Le principal propos de l'auteur est donc bien de montrer l'horreur et la déshumanisation de l'existence quotidienne sous l'impitoyable férule du régime soviétique, ceci illustré par les aléas de la vie du compositeur. Et
Julian Barnes de réussir sa démonstration avec brio, en utilisant pour ce faire et de façon éclatée différents moments de la vie du compositeur.
Encensé au début de sa carrière, Chostakovitch connaît ses premiers déboires avec son opéra malédiction "lady Macbeth de Mzensk" sur lequel La Pravda titra "du fatras en guise de musique" écrivant que cette musique "cancanait et grognait". En effet le dieu Staline, de la loge gouvernementale, mal située juste au dessus des percussions qui jouaient fortissimo, avait été incommodé au point de quitter la représentation bien avant la fin.

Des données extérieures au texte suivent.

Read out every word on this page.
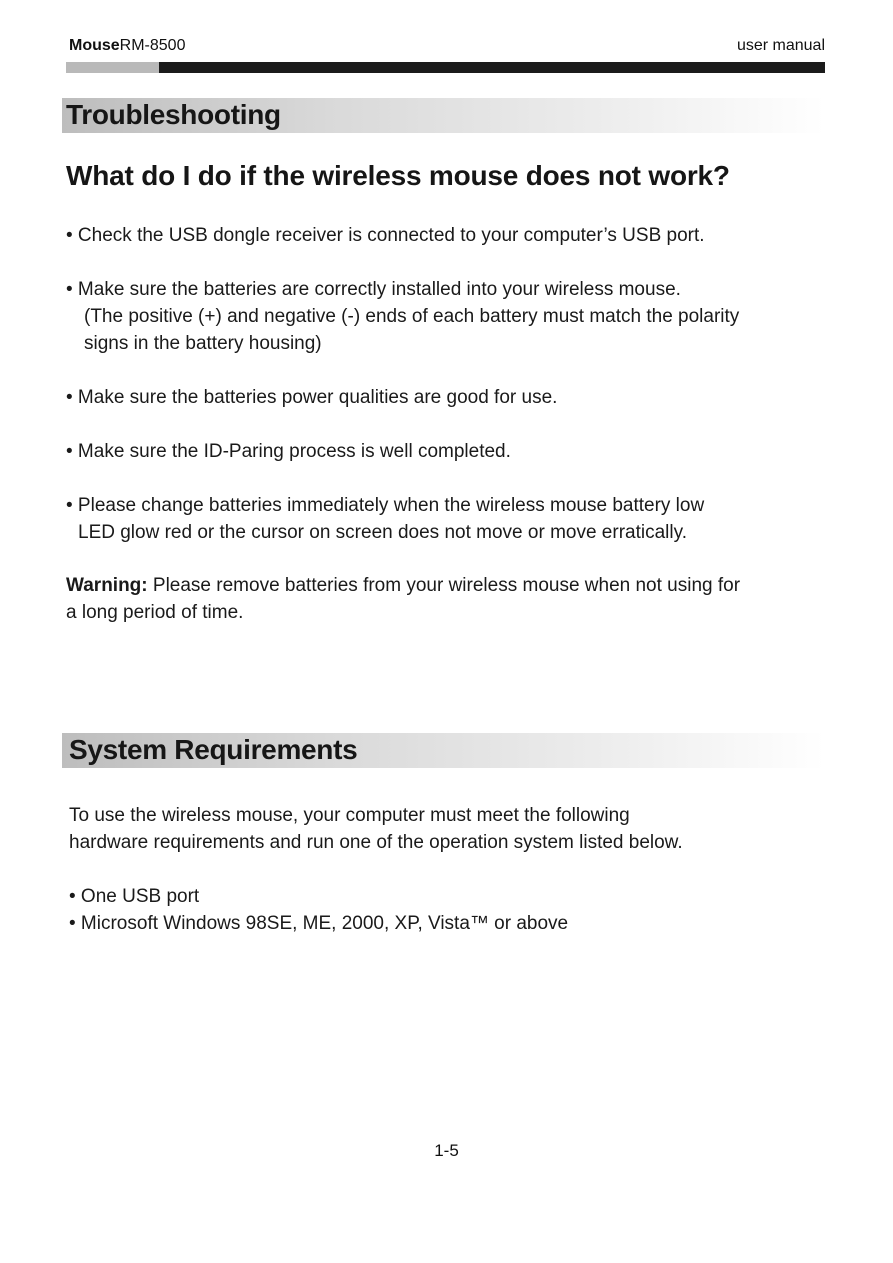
MouseRM-8500	user manual
Troubleshooting
What do I do if the wireless mouse does not work?
• Check the USB dongle receiver is connected to your computer’s USB port.
• Make sure the batteries are correctly installed into your wireless mouse.
(The positive (+) and negative (-) ends of each battery must match the polarity
signs in the battery housing)
• Make sure the batteries power qualities are good for use.
• Make sure the ID-Paring process is well completed.
• Please change batteries immediately when the wireless mouse battery low
LED glow red or the cursor on screen does not move or move erratically.
Warning: Please remove batteries from your wireless mouse when not using for
a long period of time.
System Requirements
To use the wireless mouse, your computer must meet the following
hardware requirements and run one of the operation system listed below.
• One USB port
• Microsoft Windows 98SE, ME, 2000, XP, Vista™ or above
1-5
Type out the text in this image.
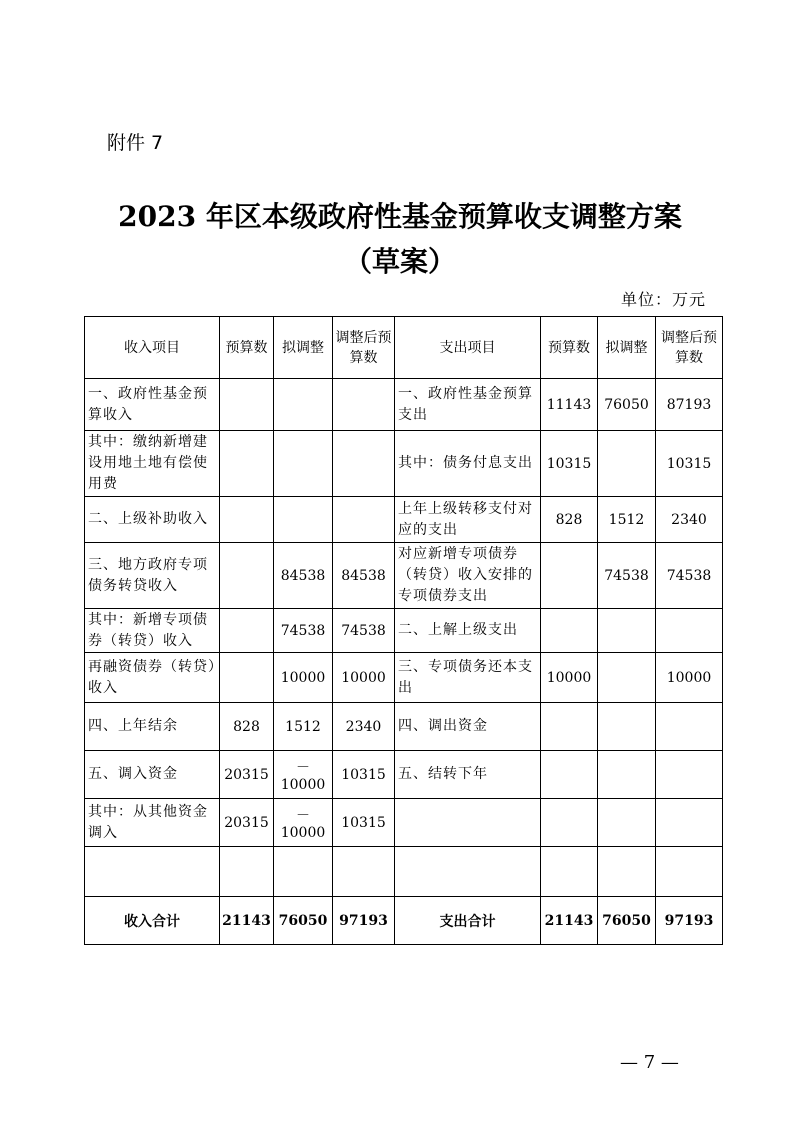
附件 7
2023 年区本级政府性基金预算收支调整方案
（草案）
单位：万元
收入项目	预算数	拟调整	调整后预算数	支出项目	预算数	拟调整	调整后预算数
一、政府性基金预算收入				一、政府性基金预算支出	11143	76050	87193
其中：缴纳新增建设用地土地有偿使用费				其中：债务付息支出	10315		10315
二、上级补助收入				上年上级转移支付对应的支出	828	1512	2340
三、地方政府专项债务转贷收入		84538	84538	对应新增专项债券（转贷）收入安排的专项债券支出		74538	74538
其中：新增专项债券（转贷）收入		74538	74538	二、上解上级支出			
再融资债券（转贷）收入		10000	10000	三、专项债务还本支出	10000		10000
四、上年结余	828	1512	2340	四、调出资金			
五、调入资金	20315	－10000	10315	五、结转下年			
其中：从其他资金调入	20315	－10000	10315				

收入合计	21143	76050	97193	支出合计	21143	76050	97193
— 7 —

Nikita Kroutchev, quant à lui, n'hésita pas à comparer la musique de Chostakovitch "à des croassements de corbeaux".
Dès lors, on ne peut qu'être admiratif de cet homme, qui malgré les tracasseries et les avanies qu'il a dû subir, assorties de la peur d'être arrêté, envoyé en camp, ou pire encore, a pu et su exprimer l'étendue de son talent.
"Qu'est-ce qui pourrait être opposé au fracas du temps ? Seulement cette musique qui est en nous - la musique de notre être- qui est transformée par certains en vraie musique. Laquelle, au fil des ans, si elle est assez forte et vraie et pure pour recouvrir
le fracas du temps, devient le murmure de l'Histoire" p 172
L'auteur, hélas ne s'étend pas suffisamment, sur le travail de composition du musicien, parfois obligé d'écrire de la musique de circonstance sur commande et sans envie, de la mauvaise musique pour de mauvais films, selon son avis.

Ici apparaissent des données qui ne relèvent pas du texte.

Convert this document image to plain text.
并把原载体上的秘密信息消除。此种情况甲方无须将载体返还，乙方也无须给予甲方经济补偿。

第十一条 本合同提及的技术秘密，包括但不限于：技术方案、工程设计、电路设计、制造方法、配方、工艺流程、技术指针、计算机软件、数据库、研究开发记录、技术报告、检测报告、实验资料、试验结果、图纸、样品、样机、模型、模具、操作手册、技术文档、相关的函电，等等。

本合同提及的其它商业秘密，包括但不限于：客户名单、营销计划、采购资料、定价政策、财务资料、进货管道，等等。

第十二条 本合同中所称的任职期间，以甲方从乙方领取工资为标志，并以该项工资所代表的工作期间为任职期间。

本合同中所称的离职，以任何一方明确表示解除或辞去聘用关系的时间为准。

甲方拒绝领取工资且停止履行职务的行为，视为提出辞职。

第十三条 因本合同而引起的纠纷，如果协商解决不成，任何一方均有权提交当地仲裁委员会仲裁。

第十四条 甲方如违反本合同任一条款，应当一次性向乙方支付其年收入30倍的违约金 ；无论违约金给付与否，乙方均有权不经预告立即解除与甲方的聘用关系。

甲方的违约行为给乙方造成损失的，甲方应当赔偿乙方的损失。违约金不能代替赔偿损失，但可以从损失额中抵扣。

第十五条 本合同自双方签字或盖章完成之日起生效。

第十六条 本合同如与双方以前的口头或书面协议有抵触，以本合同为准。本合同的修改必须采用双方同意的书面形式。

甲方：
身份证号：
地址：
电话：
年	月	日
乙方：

On reste donc cruellement sur sa faim et on se demande comment Chostakovitch a pu surmonter tous ses déboires et réussir à composer, outre les concertos et la musique de chambre, les 15 chefs d'oeuvre symphoniques qu'il a offert à la postérité dont plusieurs touchent au sublime et figurent au panthéon de l'art musical.
Ceci hélas reste un mystère à la lecture de cet ouvrage et c'est vraiment dommage !
"l'art appartient au peuple" disait
Lénine. N'appartient-il pas plutôt à ceux capables de le produire et à ceux qui l'aiment ?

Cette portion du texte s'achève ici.